Everyone loves it and I’ve been trying to find lots of different ways to use it in therapy. This was aided by my trusty laminator and some adhesive magnetic strip.
I wanted to share with my readers some of the cool uses of my new companion:
This one worked on categorising sky, sea and land, as both a receptive and an expressive task.
This next one is my favourite, as I love the “Five little monkeys” rhyme. The children love that Mr. Crocodile can actually snatch the monkeys off the “tree”.
The next one I adapted from a file folder game which works on big and little. Children have to choose the big or little object called, then put it on the appropriate side of the board.
Another one I made up on the spot was for prepositions ‘on’ vs ‘under’, which worked a lot better than I thought.
It also came in handy when I had to quickly draw some minimal pairs for /s/ and /n/ in final position, but those ones I definitely won’t dare to share (they were ridiculed enough during the session).

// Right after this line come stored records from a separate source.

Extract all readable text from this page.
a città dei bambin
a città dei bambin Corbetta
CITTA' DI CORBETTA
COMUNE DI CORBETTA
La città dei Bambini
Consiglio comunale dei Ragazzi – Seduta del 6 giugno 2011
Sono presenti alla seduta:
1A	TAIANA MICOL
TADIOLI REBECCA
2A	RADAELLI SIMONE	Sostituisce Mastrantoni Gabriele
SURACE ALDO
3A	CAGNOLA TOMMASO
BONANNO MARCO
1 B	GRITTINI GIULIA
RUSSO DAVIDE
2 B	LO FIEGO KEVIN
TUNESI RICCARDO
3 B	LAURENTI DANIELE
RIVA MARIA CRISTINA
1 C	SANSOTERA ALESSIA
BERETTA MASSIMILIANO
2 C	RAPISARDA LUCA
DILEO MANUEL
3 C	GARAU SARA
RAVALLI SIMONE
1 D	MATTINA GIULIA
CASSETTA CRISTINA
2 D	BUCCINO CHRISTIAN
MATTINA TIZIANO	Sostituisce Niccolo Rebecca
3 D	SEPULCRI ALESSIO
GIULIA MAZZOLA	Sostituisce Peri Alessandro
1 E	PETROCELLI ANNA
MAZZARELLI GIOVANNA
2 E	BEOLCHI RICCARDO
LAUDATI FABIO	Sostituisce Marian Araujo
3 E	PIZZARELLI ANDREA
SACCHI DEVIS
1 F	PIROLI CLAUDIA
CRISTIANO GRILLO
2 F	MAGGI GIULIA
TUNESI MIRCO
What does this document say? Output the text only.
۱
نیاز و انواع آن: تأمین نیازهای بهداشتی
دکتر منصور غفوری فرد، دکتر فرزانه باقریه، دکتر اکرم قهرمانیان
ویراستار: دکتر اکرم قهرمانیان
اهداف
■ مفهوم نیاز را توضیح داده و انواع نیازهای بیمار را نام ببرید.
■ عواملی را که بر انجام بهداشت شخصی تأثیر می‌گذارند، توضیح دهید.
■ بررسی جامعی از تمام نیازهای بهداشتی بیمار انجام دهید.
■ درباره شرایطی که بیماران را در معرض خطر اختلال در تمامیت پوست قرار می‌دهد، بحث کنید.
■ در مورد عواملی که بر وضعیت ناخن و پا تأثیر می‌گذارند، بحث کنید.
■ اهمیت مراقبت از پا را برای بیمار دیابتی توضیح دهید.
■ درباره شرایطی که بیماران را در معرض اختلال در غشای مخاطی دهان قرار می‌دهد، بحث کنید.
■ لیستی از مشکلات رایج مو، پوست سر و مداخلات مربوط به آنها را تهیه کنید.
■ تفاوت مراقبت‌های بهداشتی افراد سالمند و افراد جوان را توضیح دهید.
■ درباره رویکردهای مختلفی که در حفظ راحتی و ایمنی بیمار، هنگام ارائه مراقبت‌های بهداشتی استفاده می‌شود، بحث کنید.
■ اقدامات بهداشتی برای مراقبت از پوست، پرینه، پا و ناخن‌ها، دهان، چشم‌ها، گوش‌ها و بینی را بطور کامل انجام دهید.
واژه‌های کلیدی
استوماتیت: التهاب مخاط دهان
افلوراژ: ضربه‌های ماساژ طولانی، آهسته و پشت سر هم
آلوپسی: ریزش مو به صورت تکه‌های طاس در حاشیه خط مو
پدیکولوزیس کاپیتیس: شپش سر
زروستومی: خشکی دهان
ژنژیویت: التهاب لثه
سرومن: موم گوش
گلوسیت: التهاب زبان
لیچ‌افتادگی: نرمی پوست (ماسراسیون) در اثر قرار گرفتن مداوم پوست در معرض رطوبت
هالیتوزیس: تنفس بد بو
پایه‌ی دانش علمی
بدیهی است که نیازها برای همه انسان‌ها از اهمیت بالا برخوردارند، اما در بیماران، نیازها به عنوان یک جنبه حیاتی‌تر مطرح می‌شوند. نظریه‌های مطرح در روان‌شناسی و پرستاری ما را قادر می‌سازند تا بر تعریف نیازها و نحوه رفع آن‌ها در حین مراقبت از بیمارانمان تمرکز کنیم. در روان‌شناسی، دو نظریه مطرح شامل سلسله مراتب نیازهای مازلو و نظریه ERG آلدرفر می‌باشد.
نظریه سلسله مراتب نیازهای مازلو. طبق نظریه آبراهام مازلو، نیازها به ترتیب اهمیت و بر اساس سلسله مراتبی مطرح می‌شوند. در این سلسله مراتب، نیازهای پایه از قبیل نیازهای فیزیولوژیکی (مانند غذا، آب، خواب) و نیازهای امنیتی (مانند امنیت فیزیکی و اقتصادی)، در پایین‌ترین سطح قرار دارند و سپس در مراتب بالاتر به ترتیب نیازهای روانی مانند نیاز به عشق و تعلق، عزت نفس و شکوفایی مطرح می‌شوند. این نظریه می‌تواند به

These are my newest resources so far for my white board, but I have a few running around in my head which I will try to make over the next week, and share as an update to this post.
I want to hear from you readers. Do you use white boards in therapy? How do you use them?
Featured Author: Shareka Bentham, SLT
From her blog: My name is Shareka Bentham, I’m a Speech and Language therapist (also known as a Speech Pathologist in some countries), working in private practice. I earned my Masters in New Zealand and returned to Barbados to practice. I’m quite a newbie in the field, as this is my first year practising, but I’ve learnt a lot thus far. There aren’t many speech therapists in my country, one working in government, and the remaining 4 or so in private practice catering to a population of approximately 275,000. Needless to say I have a pretty hectic caseload with a range of communicative needs. I work with both paediatric and adult populations with speech, language, social communication voice, fluency, and feeding disorders and my settings range from clinic, hospitals, and house/school visits. I’m also the in-house therapist at one primary school, so yes it gets quite busy.